Metacognitieve therapie bij gegeneraliseerde angst. In de serie Protocollen in de ggz
De gegeneraliseerde angststoornis (gas) werd lang beschouwd als een restcategorie van de angststoornissen, en als de meest weerbarstige voor behandeling. Met name bij de cognitief gedragstherapeutische behandeling vormde het grote aantal vaak wisselende stimuli die angst oproepen een probleem. Recent ontwikkelde Wells (1997) een metacognitief model van gas dat een aanknopingspunt biedt voor een psychologische behandeling. In dat model staan twee vormen van piekeren (worry) centraal. Naast het inhoudelijke type 1-piekeren is er het type 2-gepieker: ‘piekeren over piekeren’. Op deze vorm van metapiekeren richt zich de ‘metacognitieve’ therapie die in dit boek wordt beschreven. Zo past deze therapie binnen de ‘derde golf’ van gedragstherapie, die qua methode (eerder experiëntieel dan didactisch), filosofie (contextueel) en focus (houding ten opzichte van het piekeren eerder dan de inhoud van het piekeren) verschilt van de klassieke (cognitieve) gedragstherapie. Over de effectiviteit van deze ‘derde golf’ is het laatste woord nog niet gesproken (zie bijvoorbeeld Ost 2008). In dit boek wordt een behandelprotocol beschreven voor een uit 14 sessies bestaande, gefaseerde behandeling.
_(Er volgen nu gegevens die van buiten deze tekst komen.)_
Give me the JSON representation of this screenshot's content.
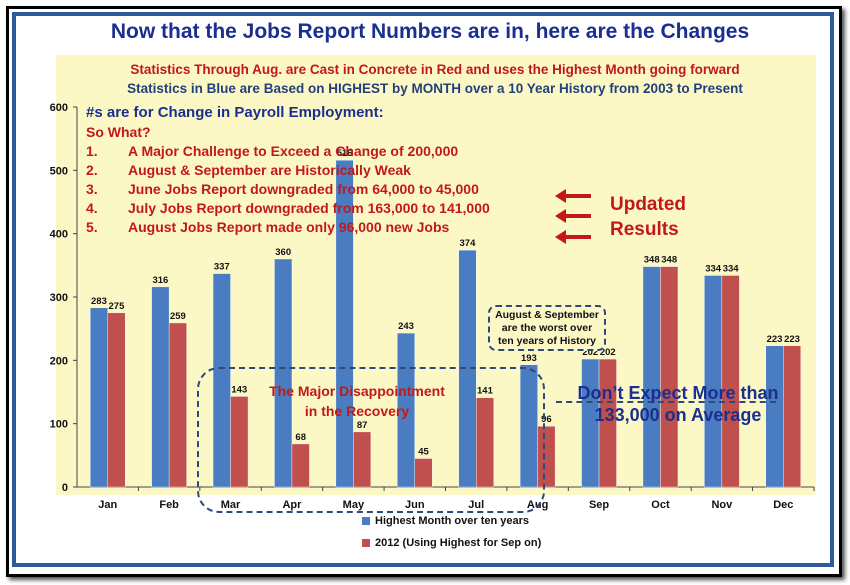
{
  "title": "Now that the Jobs Report Numbers are in, here are the Changes",
  "subtitle_red": "Statistics Through Aug. are Cast in Concrete in Red and uses the Highest Month going forward",
  "subtitle_blue": "Statistics in Blue are Based on HIGHEST by MONTH over a 10 Year History from 2003 to Present",
  "notes": {
    "heading": "#s are for Change in Payroll Employment:",
    "question": "So What?",
    "items": [
      {
        "num": "1.",
        "text": "A Major Challenge to Exceed a Change of 200,000"
      },
      {
        "num": "2.",
        "text": "August & September are Historically Weak"
      },
      {
        "num": "3.",
        "text": "June Jobs Report downgraded from 64,000 to 45,000"
      },
      {
        "num": "4.",
        "text": "July Jobs Report downgraded from 163,000 to 141,000"
      },
      {
        "num": "5.",
        "text": "August Jobs Report made only 96,000 new Jobs"
      }
    ]
  },
  "annotations": {
    "updated_line1": "Updated",
    "updated_line2": "Results",
    "aug_sep_line1": "August & September",
    "aug_sep_line2": "are  the worst over",
    "aug_sep_line3": "ten years of History",
    "disappoint_line1": "The Major Disappointment",
    "disappoint_line2": "in the Recovery",
    "expect_line1": "Don’t Expect More than",
    "expect_line2": "133,000 on Average"
  },
  "colors": {
    "blue": "#4a7cc1",
    "red": "#c0504d",
    "title": "#1a2f8f",
    "accent_red": "#c21818"
  },
  "chart_data": {
    "type": "bar",
    "categories": [
      "Jan",
      "Feb",
      "Mar",
      "Apr",
      "May",
      "Jun",
      "Jul",
      "Aug",
      "Sep",
      "Oct",
      "Nov",
      "Dec"
    ],
    "series": [
      {
        "name": "Highest Month over ten years",
        "values": [
          283,
          316,
          337,
          360,
          516,
          243,
          374,
          193,
          202,
          348,
          334,
          223
        ]
      },
      {
        "name": "2012 (Using Highest for Sep on)",
        "values": [
          275,
          259,
          143,
          68,
          87,
          45,
          141,
          96,
          202,
          348,
          334,
          223
        ]
      }
    ],
    "ylim": [
      0,
      600
    ],
    "yticks": [
      0,
      100,
      200,
      300,
      400,
      500,
      600
    ],
    "grid": false,
    "legend_position": "bottom"
  }
}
De inhoud van elke sessie wordt beknopt beschreven, met een agenda, thuiswerkbespreking, specifieke onderwerpen en planning van nieuwe thuiswerkopdrachten. Het protocol wordt gebruikt met een apart werkboek voor patiënten. Registratieformulieren en schema’s uit dat werkboek zijn als bijlagen opgenomen. Het boek bevat tevens een dvd met beelden van therapiesessies. Volgens mij dienen protocollen als ‘prototypische voorbeelden’ te worden gebruikt door therapeuten die deze met hun eigen ervaring, competentie en deskundigheid moeten combineren tot de specifieke behandeling van patiënten. Wie behandelprotocollen verfoeit, zal door dit boekje niet
overtuigd worden van hun bruikbaarheid. De auteur geeft overigens toe dat het nog beperkte wetenschappelijk onderzoek over de hier beschreven therapie slechts toelaat om deze als ‘veelbelovend’ te kwalificeren. Voor gedragstherapeuten (in opleiding) lijkt het me een uitstekend hulpmiddel.